Speaker
Description
Geologic carbon sequestration (GCS) as a greenhouse gas mitigation method is reliant on the long-term retention of carbon dioxide within reservoir storage zones. During the subsurface migration of carbon dioxide in highly homogeneous formations, fluids tend to quickly migrate upwards and accumulate at the top of the storage interval. These accumulations are therefore dependent on the surface between the reservoir and the overlying, impermeable zones, i.e. caprocks. This setting leads to capacity being largely dictated by the presence and nature of the structural features of the reservoirs. In the industrial development of GCS, large volumes of CO2 must be injected to make an impact, and the requirement of structural traps may be limiting or prohibitively costly. On the other hand, highly heterogeneous systems often possess stratigraphic features within the reservoir which impede this vertical migration resulting in higher residual trapping and potentially more laterally compact CO2 plumes.
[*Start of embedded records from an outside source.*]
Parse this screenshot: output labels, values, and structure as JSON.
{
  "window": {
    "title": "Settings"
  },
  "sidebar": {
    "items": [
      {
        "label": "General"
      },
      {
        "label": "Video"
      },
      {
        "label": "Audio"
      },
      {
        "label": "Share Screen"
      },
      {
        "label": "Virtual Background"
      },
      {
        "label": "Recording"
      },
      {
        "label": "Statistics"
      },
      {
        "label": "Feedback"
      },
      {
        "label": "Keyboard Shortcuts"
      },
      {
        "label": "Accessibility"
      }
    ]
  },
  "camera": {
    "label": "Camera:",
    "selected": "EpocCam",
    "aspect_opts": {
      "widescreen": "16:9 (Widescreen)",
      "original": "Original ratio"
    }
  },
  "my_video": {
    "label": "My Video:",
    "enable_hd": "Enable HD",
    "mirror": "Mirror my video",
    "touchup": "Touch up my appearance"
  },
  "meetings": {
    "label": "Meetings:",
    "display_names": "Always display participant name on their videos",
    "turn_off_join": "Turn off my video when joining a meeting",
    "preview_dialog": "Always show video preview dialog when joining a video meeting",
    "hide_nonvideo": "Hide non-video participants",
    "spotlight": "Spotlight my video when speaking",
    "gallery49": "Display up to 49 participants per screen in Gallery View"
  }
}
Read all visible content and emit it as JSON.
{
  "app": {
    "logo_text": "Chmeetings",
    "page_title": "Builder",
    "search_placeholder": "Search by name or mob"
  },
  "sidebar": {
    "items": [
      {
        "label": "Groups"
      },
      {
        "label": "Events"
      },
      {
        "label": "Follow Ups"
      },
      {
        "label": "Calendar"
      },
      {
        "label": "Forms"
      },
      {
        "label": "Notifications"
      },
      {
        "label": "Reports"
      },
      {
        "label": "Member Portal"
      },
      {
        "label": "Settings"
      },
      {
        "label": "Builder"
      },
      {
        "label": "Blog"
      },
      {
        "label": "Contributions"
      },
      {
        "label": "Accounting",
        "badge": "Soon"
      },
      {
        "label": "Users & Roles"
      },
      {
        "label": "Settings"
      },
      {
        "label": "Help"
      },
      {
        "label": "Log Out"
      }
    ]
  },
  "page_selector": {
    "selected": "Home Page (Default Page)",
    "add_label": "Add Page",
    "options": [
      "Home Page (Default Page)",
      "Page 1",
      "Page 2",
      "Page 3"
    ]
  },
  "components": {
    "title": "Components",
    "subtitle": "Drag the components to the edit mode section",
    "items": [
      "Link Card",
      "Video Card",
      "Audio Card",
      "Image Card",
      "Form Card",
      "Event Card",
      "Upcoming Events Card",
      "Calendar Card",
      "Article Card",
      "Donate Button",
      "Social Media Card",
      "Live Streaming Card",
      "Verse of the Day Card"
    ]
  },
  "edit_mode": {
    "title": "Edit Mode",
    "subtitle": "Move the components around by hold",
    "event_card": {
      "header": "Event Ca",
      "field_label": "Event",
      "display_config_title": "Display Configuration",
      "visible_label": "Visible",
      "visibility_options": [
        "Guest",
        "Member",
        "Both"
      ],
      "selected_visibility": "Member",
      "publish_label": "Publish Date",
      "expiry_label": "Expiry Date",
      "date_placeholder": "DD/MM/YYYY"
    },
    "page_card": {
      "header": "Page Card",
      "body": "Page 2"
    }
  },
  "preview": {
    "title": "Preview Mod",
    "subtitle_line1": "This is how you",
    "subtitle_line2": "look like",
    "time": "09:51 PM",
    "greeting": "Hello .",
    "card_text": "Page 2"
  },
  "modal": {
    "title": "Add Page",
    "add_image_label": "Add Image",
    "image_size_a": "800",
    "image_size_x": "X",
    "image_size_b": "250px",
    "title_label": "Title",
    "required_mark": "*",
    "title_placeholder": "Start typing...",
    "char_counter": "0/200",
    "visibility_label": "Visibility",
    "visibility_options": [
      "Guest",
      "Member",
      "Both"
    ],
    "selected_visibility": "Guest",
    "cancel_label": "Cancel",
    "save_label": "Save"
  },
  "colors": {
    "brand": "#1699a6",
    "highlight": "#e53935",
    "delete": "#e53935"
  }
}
These formations may be preferential and expand the set of possible storage locations. At the reservoir scale, the stratigraphic heterogeneity that leads to this phenomenon can be characterized through anisotropic relative permeability input curves reservoir models. These models can then be used as predictive tools showing the CO2 migration dynamics in these heterogeneous formations.
To test this problem, we employed GEOS, a reservoir simulation software package that we expanded to include directional relative permeability hysteresis. We treat relative permeability as a tensor giving us the ability to input different flow properties for different directions. Depending on the level of heterogeneity, different input curves are used for the horizontal and vertical directions aligning with the principal axes of variation. To focus on industrial field development, we created a synthetic, commercial-scale (approximately 14 km by 14 km by 200 m) geologic reservoir model based on a real geologic basin. A series of CO2 injection flow simulations were executed on this model. The simplest model only includes heterogeneity for porosity and permeability through standard geostatistical well-log derived spatial distribution. Increasingly sophisticated physics models were included to represent heterogeneous and anisotropy using different capillary pressure and relative permeability models. The most complex uses an advanced rock-type model characterization for relative permeability anisotropy and hysteretic anisotropy properties that are representative of the geology’s heterogeneity. The results of these simulations and the implications for either ignoring or including these effects are discussed. Results show significant differences in predicted trapping, mobility, and displacement (CO2 plume footprint). Therefore, when modeling these heterogeneous reservoirs, it may be critical to adopt similar anisotropic models.